The plan should include six key items: the candidate's perspective on the challenges and opportunities facing MultiMedia; the expected tasks to be undertaken if appointed as EIC; the objective milestones associated with each task; a proposed schedule for the tasks and milestones; the projected organization needed to accomplish the tasks; and any funding requirements needed to accomplish the tasks.
Application packages should be submitted electronically, as Word or .pdf files, to Robin Baldwin at email@example.com. The due date for nominations and applications is 15 August 2005.
Applicants for 2007-2008 editor in chief of IEEE Software magazine should possess a good understanding of the industry, academic, and government aspects of the publication's field. In addition, candidates must demonstrate the managerial skills necessary to process manuscripts through the editorial cycle in a timely fashion.
Prospective candidates must provide a complete curriculum vita, a brief plan for the publication's future, and a letter of support from their institution or employer.
Application packages should be submitted electronically, as .pdf files, to firstname.lastname@example.org, with "EIC Search" in the subject line. The due date for nominations and applications is 1 November 2005.
The IEEE Computer Society Technical Committee on Computer Architecture recently announced the debut of its quarterly forum, Computer Architecture Letters, as an official IEEE publication, beginning in 2006.
The editors are seeking short technical papers addressing all aspects of computer architecture, including compiler-hardware and operating system-hardware interactions, interconnect architectures, memory and cache systems, power and thermal issues, network and embedded-systems processors, and reconfigurable systems.
Accepted papers will be published in the print edition that is mailed to all members of the TCCA and will be included in the IEEE Computer Society Digital Library.

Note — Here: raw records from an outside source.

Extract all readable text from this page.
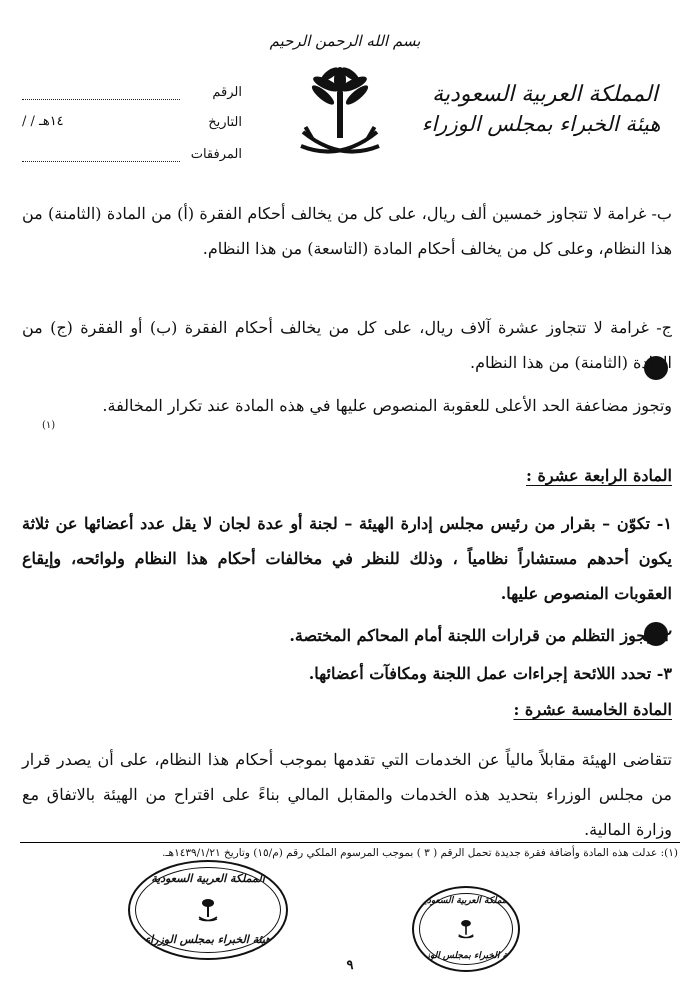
بسم الله الرحمن الرحيم
المملكة العربية السعودية
هيئة الخبراء بمجلس الوزراء
الرقم
التاريخ
/ / ١٤هـ
المرفقات
ب- غرامة لا تتجاوز خمسين ألف ريال، على كل من يخالف أحكام الفقرة (أ) من المادة (الثامنة) من هذا النظام، وعلى كل من يخالف أحكام المادة (التاسعة) من هذا النظام.
ج- غرامة لا تتجاوز عشرة آلاف ريال، على كل من يخالف أحكام الفقرة (ب) أو الفقرة (ج) من المادة (الثامنة) من هذا النظام.
وتجوز مضاعفة الحد الأعلى للعقوبة المنصوص عليها في هذه المادة عند تكرار المخالفة.
(١)
المادة الرابعة عشرة :
١- تكوّن – بقرار من رئيس مجلس إدارة الهيئة – لجنة أو عدة لجان لا يقل عدد أعضائها عن ثلاثة يكون أحدهم مستشاراً نظامياً ، وذلك للنظر في مخالفات أحكام هذا النظام ولوائحه، وإيقاع العقوبات المنصوص عليها.
٢- يجوز التظلم من قرارات اللجنة أمام المحاكم المختصة.
٣- تحدد اللائحة إجراءات عمل اللجنة ومكافآت أعضائها.
المادة الخامسة عشرة :
تتقاضى الهيئة مقابلاً مالياً عن الخدمات التي تقدمها بموجب أحكام هذا النظام، على أن يصدر قرار من مجلس الوزراء بتحديد هذه الخدمات والمقابل المالي بناءً على اقتراح من الهيئة بالاتفاق مع وزارة المالية.
(١): عدلت هذه المادة وأضافة فقرة جديدة تحمل الرقم ( ٣ ) بموجب المرسوم الملكي رقم (م/١٥) وتاريخ ١٤٣٩/١/٢١هـ.
المملكة العربية السعودية
هيئة الخبراء بمجلس الوزراء
المملكة العربية السعودية
هيئة الخبراء بمجلس الوزراء
٩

Members of both the TCCA and the ACM's Sigarch receive regular notifications of new papers.
Serving as editor in chief of Computer Architecture Letters is Yale N. Patt of the University of Texas at Austin.
The TCCA also sponsors several major conferences each year, including the International Conference on Parallel Architectures and Compilation Techniques (PACT), the International Symposium on Modeling, Analysis, and Simulation of Computer and Telecommunications Systems (MASCOTS), and the High-Performance Computer Architecture Symposium (HPCA.) Computer Society members can join up to four Technical Committees, Councils, or Task Forces at no extra cost.